Previous studies have suggested that MiR-183 can inhibit cell migration by targeting ITGB1 in neurosensory organs [22]. Moreover, MiR-183 can play a key role in initiation of tumor and progression in hepatocellular carcinoma cells [23]. Nevertheless, further investigations are needed to identify the role of MiR-183 in pathogenesis of osteosarcoma. Our results indicated that low expression of MiR-182 and MiR-183 was correlated with tumor progression in osteosarcoma. Decreased expression of MiR-182 was clearly correlated with advanced clinical stage, metastasis or recurrence, and high tumor size. Decreased expression of MiR-183 was associated with advanced TNM stage, and metastasis or recurrence.

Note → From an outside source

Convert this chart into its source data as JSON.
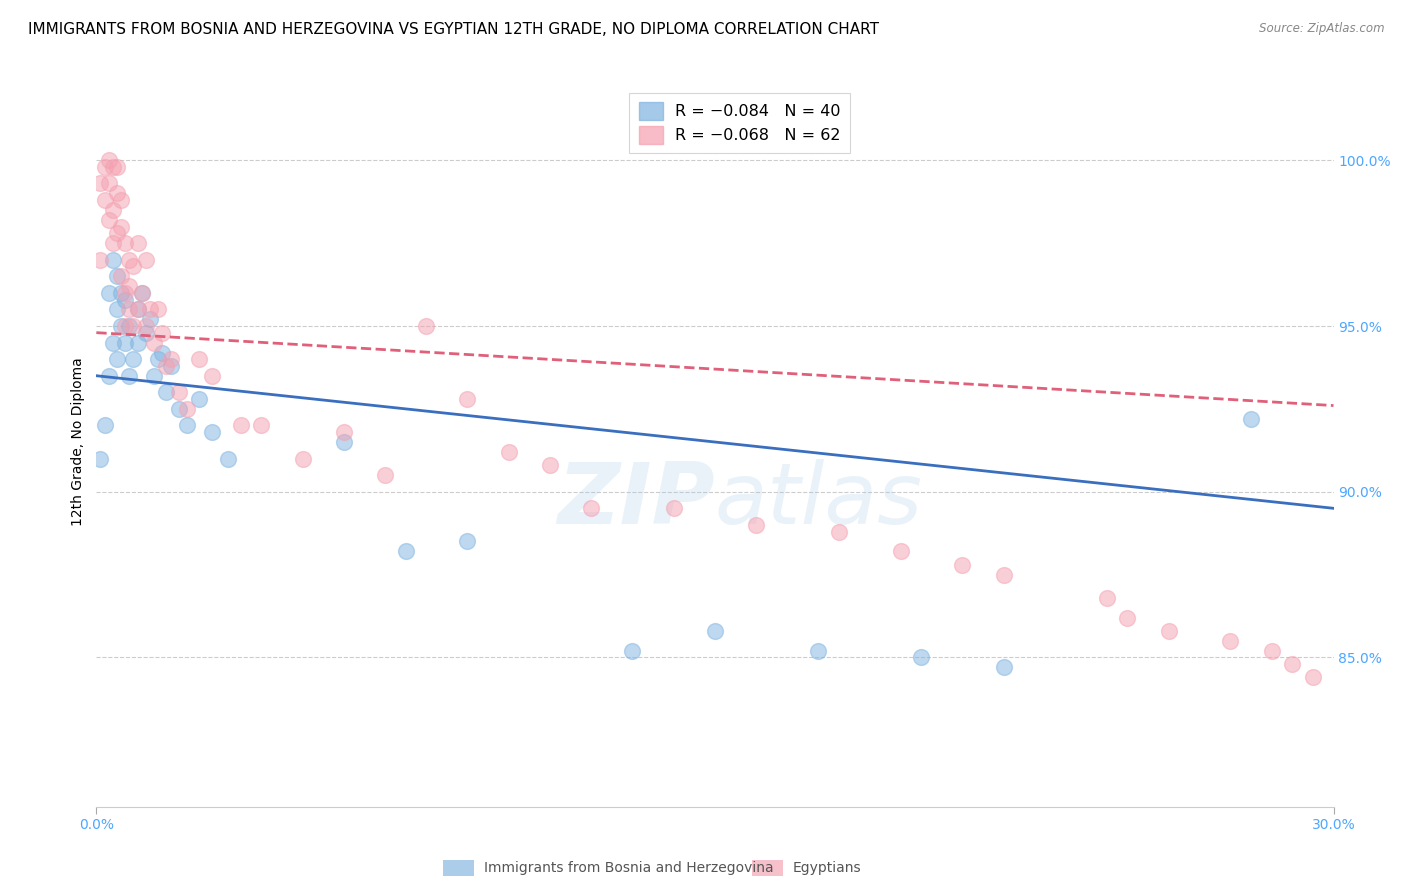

It has been reported that MiR-182 was decreased in osteosarcoma tissues and cell lines. Up-regulation of MiR-182 can inhibit tumor growth, invasion and migration. Subsequent findings showed that TIAM1 was a direct target of MiR-182 in osteosarcoma cells [24]. On the other hand, it has been found that ectopic overexpression of MiR-183 repressed the expression levels of ezrin and markedly inhibited the motility and invasion of osteosarcoma cells. Recently, further studies suggested that MiR-183 may act as a tumor suppressor in the metastasis of osteosarcoma via downregulation of ezrin expression [25].

Kaplan-Meier survival and log-rank analysis indicated that decreased expression of these microRNAs was strongly correlated with shorter overall survival, which might be related to prognosis of osteosarcoma. The multivariate Cox proportional hazards model revealed that low expression of MiR-182 and MiR-183, TNM stage, and metastasis or recurrence were significantly associated with poor survival as independent prognostic factors.

In conclusion, our result showed that MiR-182 and MiR-183 may be associated with progression and metastasis of osteosarcoma. Further studies are needed to clarify the role of these markers.

Conflict of interest

The authors declare no conflict of interest.